Wednesday, February 25, 2015

SYRİZA Deneyimi Ne Söylüyor?

SYRİZA’nın Avrupa Birliği temsilcileriyle yürüttüğü pazarlığın birinci aşaması, Çipras ve Varufakis, kazı ne kadar çevirseler boşuna, büyük ölçüde yenilgiyle sonuçlandı. Bunu, Alman Maliye Bakanı Wolfgang Schäuble’nin “işte burunlarını sürttük”, hatta “içlerine bir bomba koyduk” anlamına da gelen “Atina hükümeti, bu anlaşmayı Yunan seçmenine anlatmakta epey zorlanacak” sözlerinden de çıkarabiliyoruz. Kısaca özetlersek, SYRİZA, asla görüşmeyeceğim dediği Troyka (Avrupa Merkez Bankası, IMF ve Avrupa Komisyonu) ile masaya oturdu. Yardım alma programını yenilemeyeceğim derken, dört ay uzatma aldı, buna karşılık Troyka’yı ama esas olarak Almanya’yı tatmin edecek yeni bir “reform” (borç ödeme) programı hazırlamayı kabul etti. Bunlara karşılık, SYRİZA hükümeti, var olan anlaşmalarda ön-görülen bütçe fazlası oranını büyüme hızına bağlayarak Yunan halkına, çok az da olsa bir rahatlama getirebilecek.

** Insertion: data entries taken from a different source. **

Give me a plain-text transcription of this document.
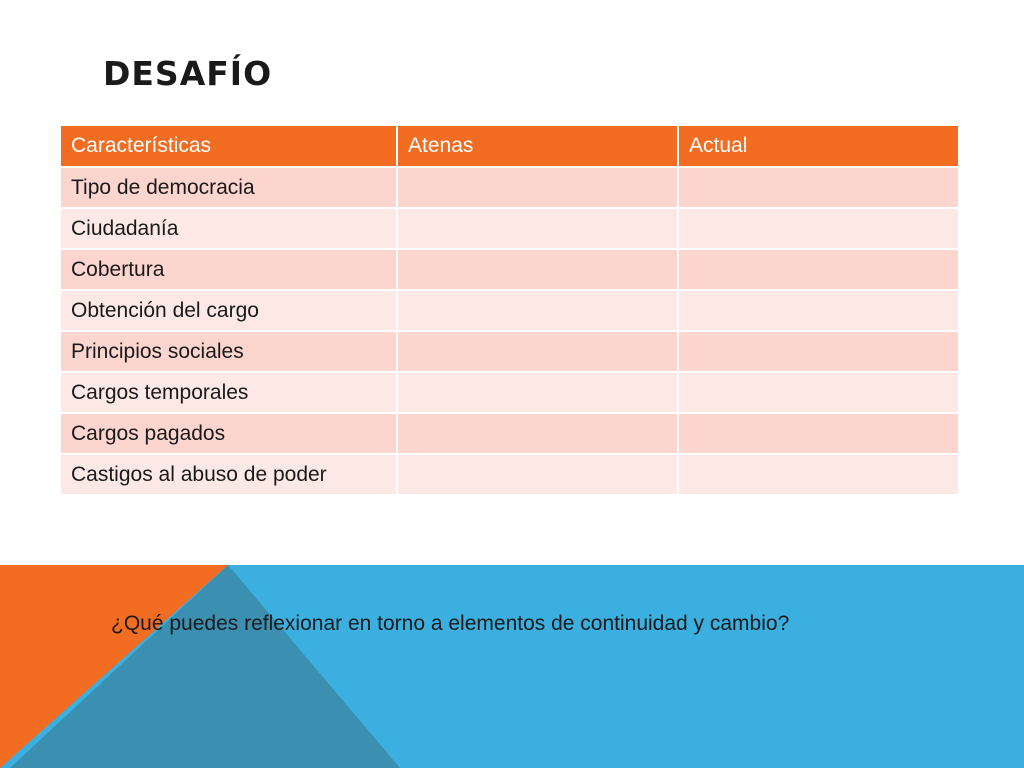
DESAFÍO
Características	Atenas	Actual
Tipo de democracia		
Ciudadanía		
Cobertura		
Obtención del cargo		
Principios sociales		
Cargos temporales		
Cargos pagados		
Castigos al abuso de poder		

¿Qué puedes reflexionar en torno a elementos de continuidad y cambio?
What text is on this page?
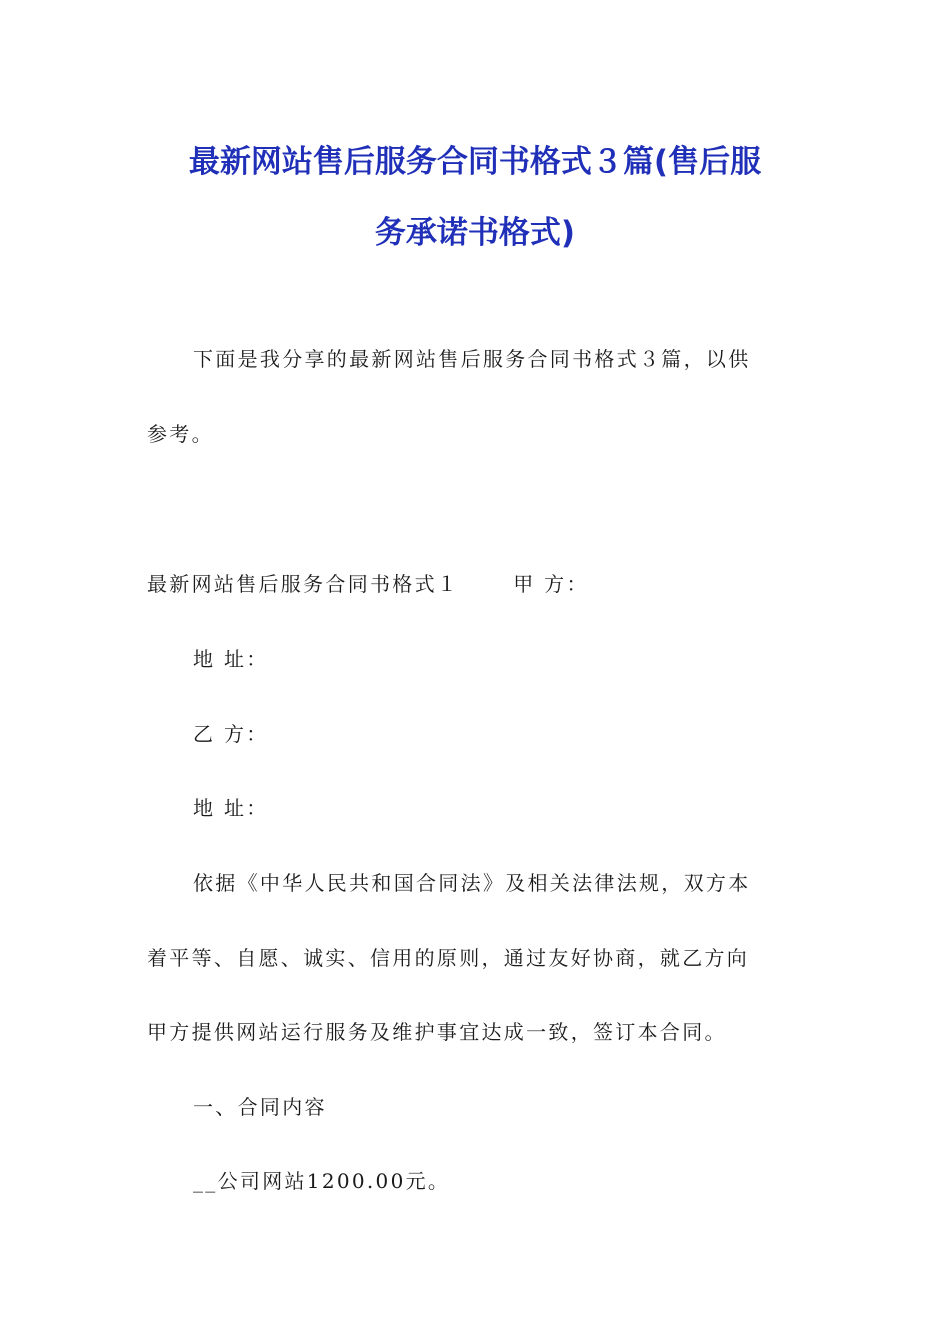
最新网站售后服务合同书格式３篇(售后服
务承诺书格式)

下面是我分享的最新网站售后服务合同书格式３篇，以供

参考。

最新网站售后服务合同书格式１	甲 方：

地 址：

乙 方：

地 址：

依据《中华人民共和国合同法》及相关法律法规，双方本

着平等、自愿、诚实、信用的原则，通过友好协商，就乙方向

甲方提供网站运行服务及维护事宜达成一致，签订本合同。

一、合同内容

__公司网站1200.00元。
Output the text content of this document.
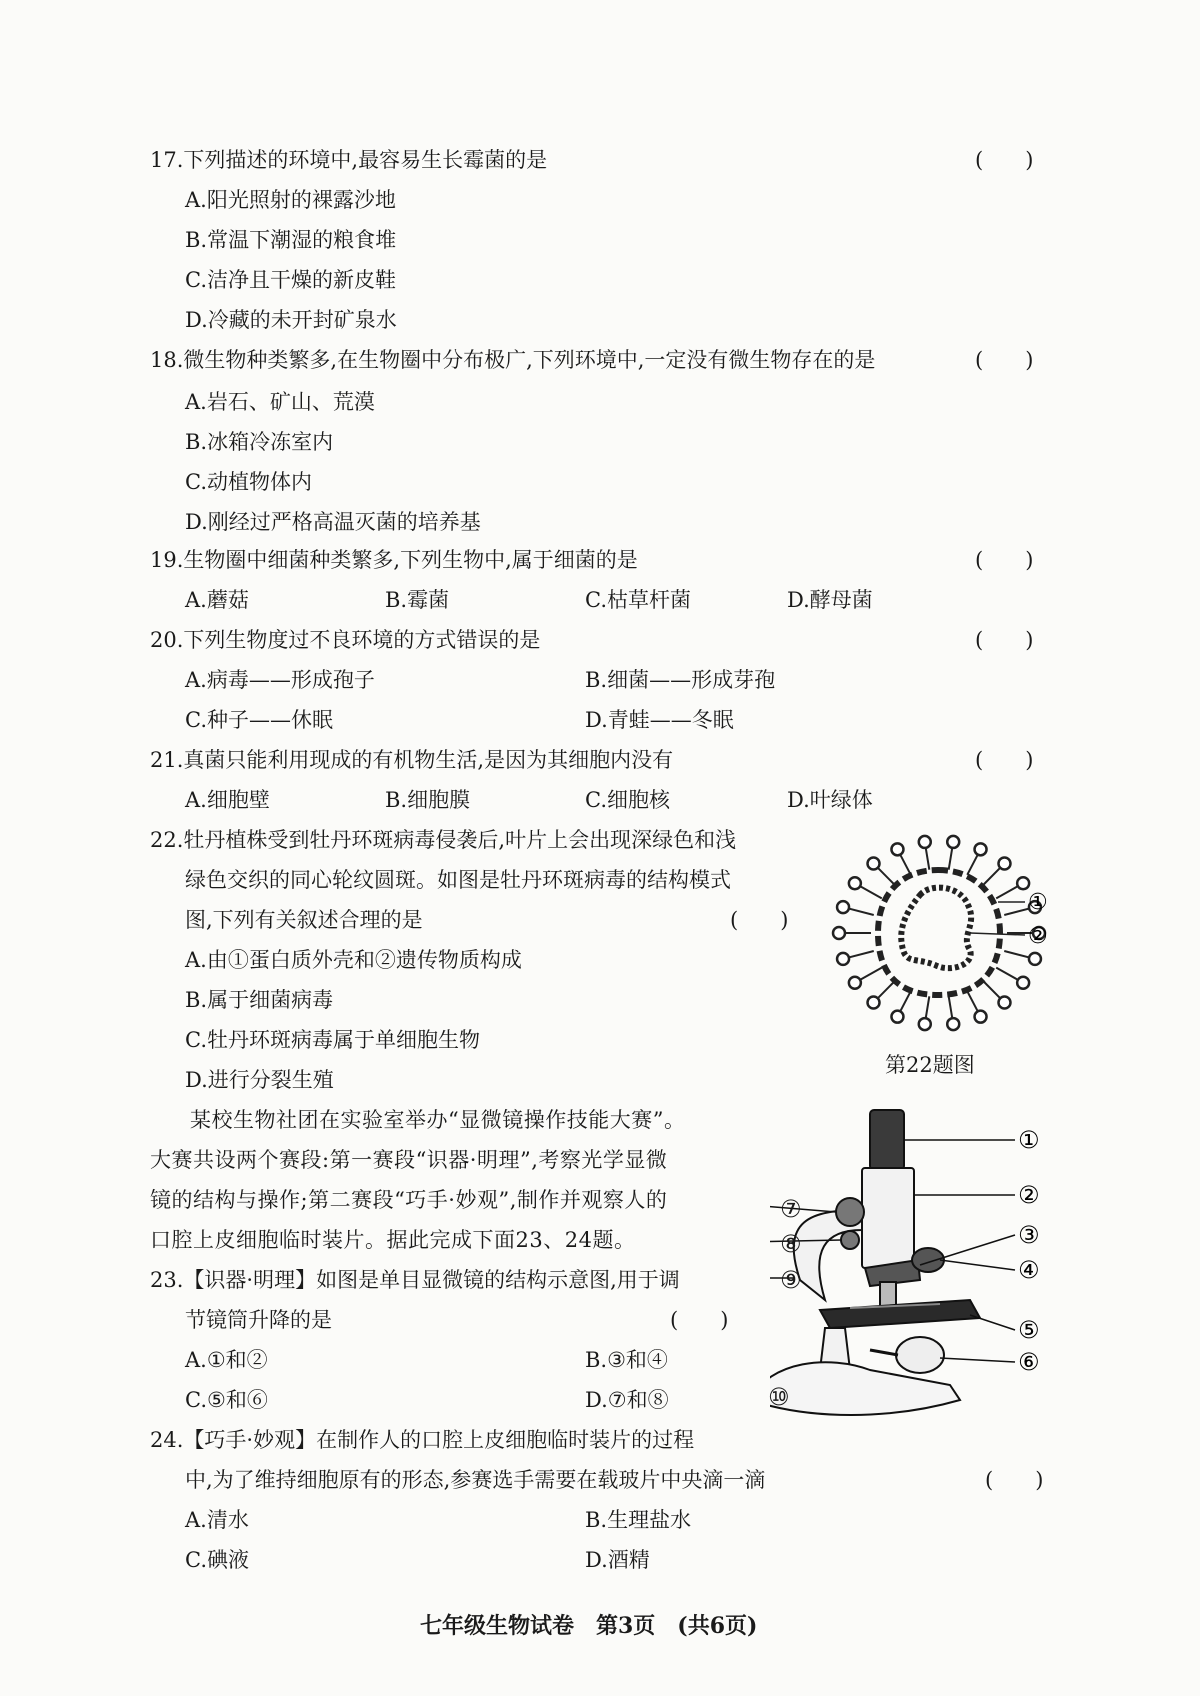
17.下列描述的环境中,最容易生长霉菌的是	(　　)
A.阳光照射的裸露沙地
B.常温下潮湿的粮食堆
C.洁净且干燥的新皮鞋
D.冷藏的未开封矿泉水
18.微生物种类繁多,在生物圈中分布极广,下列环境中,一定没有微生物存在的是	(　　)
A.岩石、矿山、荒漠
B.冰箱冷冻室内
C.动植物体内
D.刚经过严格高温灭菌的培养基
19.生物圈中细菌种类繁多,下列生物中,属于细菌的是	(　　)
A.蘑菇	B.霉菌	C.枯草杆菌	D.酵母菌
20.下列生物度过不良环境的方式错误的是	(　　)
A.病毒——形成孢子	B.细菌——形成芽孢
C.种子——休眠	D.青蛙——冬眠
21.真菌只能利用现成的有机物生活,是因为其细胞内没有	(　　)
A.细胞壁	B.细胞膜	C.细胞核	D.叶绿体
22.牡丹植株受到牡丹环斑病毒侵袭后,叶片上会出现深绿色和浅
绿色交织的同心轮纹圆斑。如图是牡丹环斑病毒的结构模式
图,下列有关叙述合理的是	(　　)
A.由①蛋白质外壳和②遗传物质构成
B.属于细菌病毒
C.牡丹环斑病毒属于单细胞生物
D.进行分裂生殖
①
②
第22题图
某校生物社团在实验室举办“显微镜操作技能大赛”。
大赛共设两个赛段:第一赛段“识器·明理”,考察光学显微
镜的结构与操作;第二赛段“巧手·妙观”,制作并观察人的
口腔上皮细胞临时装片。据此完成下面23、24题。
23.【识器·明理】如图是单目显微镜的结构示意图,用于调
节镜筒升降的是	(　　)
A.①和②	B.③和④
C.⑤和⑥	D.⑦和⑧
①
②
③
④
⑤
⑥
⑦
⑧
⑨
⑩
24.【巧手·妙观】在制作人的口腔上皮细胞临时装片的过程
中,为了维持细胞原有的形态,参赛选手需要在载玻片中央滴一滴	(　　)
A.清水	B.生理盐水
C.碘液	D.酒精
七年级生物试卷　第3页　(共6页)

Böylece, daha önceki bir yazımızda sorduğumuz “Bugünün kapitalist dünya ekonomisinde (kriz, depresyon, jeopolitik sorunlar, servetin ve siyasi iktidarın yoğunlaşma düzeyi) tek ülkede demokratik reformlar başarıyla uygulanabilir mi? SYRİZA hükümeti nereye kadar, nasıl ilerleyebilir?” (“Tek Ülkede Demokratik Reform?”, 11/02/12) sorularının cevabı da belirginleşmeye başladı.